Lessons for Pilots and Instructors
One of the most important lessons from this accident is that not all checklist items belong in all phases of flight. Magneto checks are designed to be performed on the ground, at low power settings, with the airplane stopped and the risks minimized. Performing them in flight introduces unnecessary hazards, especially in single-engine aircraft.
This accident also highlights the instructor’s role in managing risk during training. Instructors often push students slightly outside their comfort zones to build competence, but that push must always be bounded by safety margins. Asking a pilot to perform a non-standard procedure in flight, without clear benefit and without suitable landing options, erodes those margins quickly.
From the student pilot’s perspective, this event reinforces the importance of precise switch handling and understanding system design. Ignition switches in many general aviation airplanes are mechanically simple and, in some cases, worn from decades of use. Treating them gently and deliberately is critical, particularly when the engine is running.
Finally, this accident underscores how quickly a seemingly minor mistake can cascade. A turned key led to a stopped engine. A broken key removed the possibility of a restart. A decision made minutes earlier eliminated safe landing options. None of these elements alone guaranteed an accident, but together they formed an unbroken chain.

Conclusion
The Gates Mills accident serves as a clear, real-world example of why conservative decision-making matters, especially in instructional environments. The airplane was airworthy, the weather was good, and the pilots were qualified. Yet a non-essential maneuver, conducted at the wrong time and in the wrong place, resulted in serious injuries and a destroyed aircraft.

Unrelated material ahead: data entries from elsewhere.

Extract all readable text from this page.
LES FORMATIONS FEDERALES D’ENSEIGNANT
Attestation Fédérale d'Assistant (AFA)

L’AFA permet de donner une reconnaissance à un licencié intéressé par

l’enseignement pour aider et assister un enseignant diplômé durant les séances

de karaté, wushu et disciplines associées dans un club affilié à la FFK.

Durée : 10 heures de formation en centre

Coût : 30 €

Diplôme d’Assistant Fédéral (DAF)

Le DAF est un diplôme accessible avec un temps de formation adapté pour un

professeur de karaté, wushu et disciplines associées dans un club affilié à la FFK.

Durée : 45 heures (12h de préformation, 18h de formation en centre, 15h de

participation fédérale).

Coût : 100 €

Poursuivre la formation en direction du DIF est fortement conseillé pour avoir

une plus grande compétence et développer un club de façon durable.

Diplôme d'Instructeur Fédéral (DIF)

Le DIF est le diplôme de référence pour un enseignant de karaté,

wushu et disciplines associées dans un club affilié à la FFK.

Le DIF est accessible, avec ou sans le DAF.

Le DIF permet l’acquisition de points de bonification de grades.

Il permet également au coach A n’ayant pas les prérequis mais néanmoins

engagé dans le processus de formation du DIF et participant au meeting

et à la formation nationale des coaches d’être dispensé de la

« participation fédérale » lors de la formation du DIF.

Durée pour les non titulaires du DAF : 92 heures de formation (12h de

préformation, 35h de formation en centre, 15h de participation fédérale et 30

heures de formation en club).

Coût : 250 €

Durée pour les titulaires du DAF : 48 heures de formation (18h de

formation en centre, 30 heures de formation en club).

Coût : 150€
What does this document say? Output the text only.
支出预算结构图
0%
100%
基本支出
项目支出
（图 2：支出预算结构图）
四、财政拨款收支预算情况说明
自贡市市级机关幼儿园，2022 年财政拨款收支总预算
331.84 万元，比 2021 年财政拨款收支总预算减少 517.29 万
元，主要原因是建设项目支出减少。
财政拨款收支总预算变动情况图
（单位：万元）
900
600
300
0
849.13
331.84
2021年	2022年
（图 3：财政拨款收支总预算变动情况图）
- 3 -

For pilots and instructors alike, the takeaway is simple. Standard procedures exist for a reason. Deviating from them should be done only with a clear purpose, an understanding of the risks, and a plan for when things do not go as expected. In aviation, small choices often carry big consequences, and this flight was a reminder of just how fast those consequences can arrive.









4 Comments
Many years ago, I received an exchange tour with the RAF, in their first Tornado squadron. Part of the checkout in the qual course was to shut down one engine in flight and restart it. I was never comfortable doing that, and no USAF training course ever included an engine shutdown in flight. I wonder if they still do that. That kind to training belongs in the sim, IMHO.
I have seen multiple recommendations to do a mag check in flight, for various reasons such as gathering engine data for Saavy. I have done this, but treat it like I do changing fuel tanks, by being well within gliding range of an airport. Done this way, and having practiced power off landings, this can be safe if something crazy happens like breaking off the key.
Yet another excellent offering of what can happen when apparently innocent testing, done out of place, is complicated by an unforeseen occurrence.
From this non-pilot’s POV,, this rendition of events should be required reading for parents selecting a qualified flight instructor for a child.
In this case, you could almost say: if it ain’t broke, don’t fix it.
In 1977 Bert Lance, then Director of the Office of Management and Budget, coined the phrase “If it ain’t broke, don’t fix it.” Lance apparently – I say “apparently” because the source document no longer exists (or at least is not accessible in any web search that I have done).
Except that this didn’t involve a child and there was no real evidence of the instructor being incompetent, given what other people have said about this being a frequent request.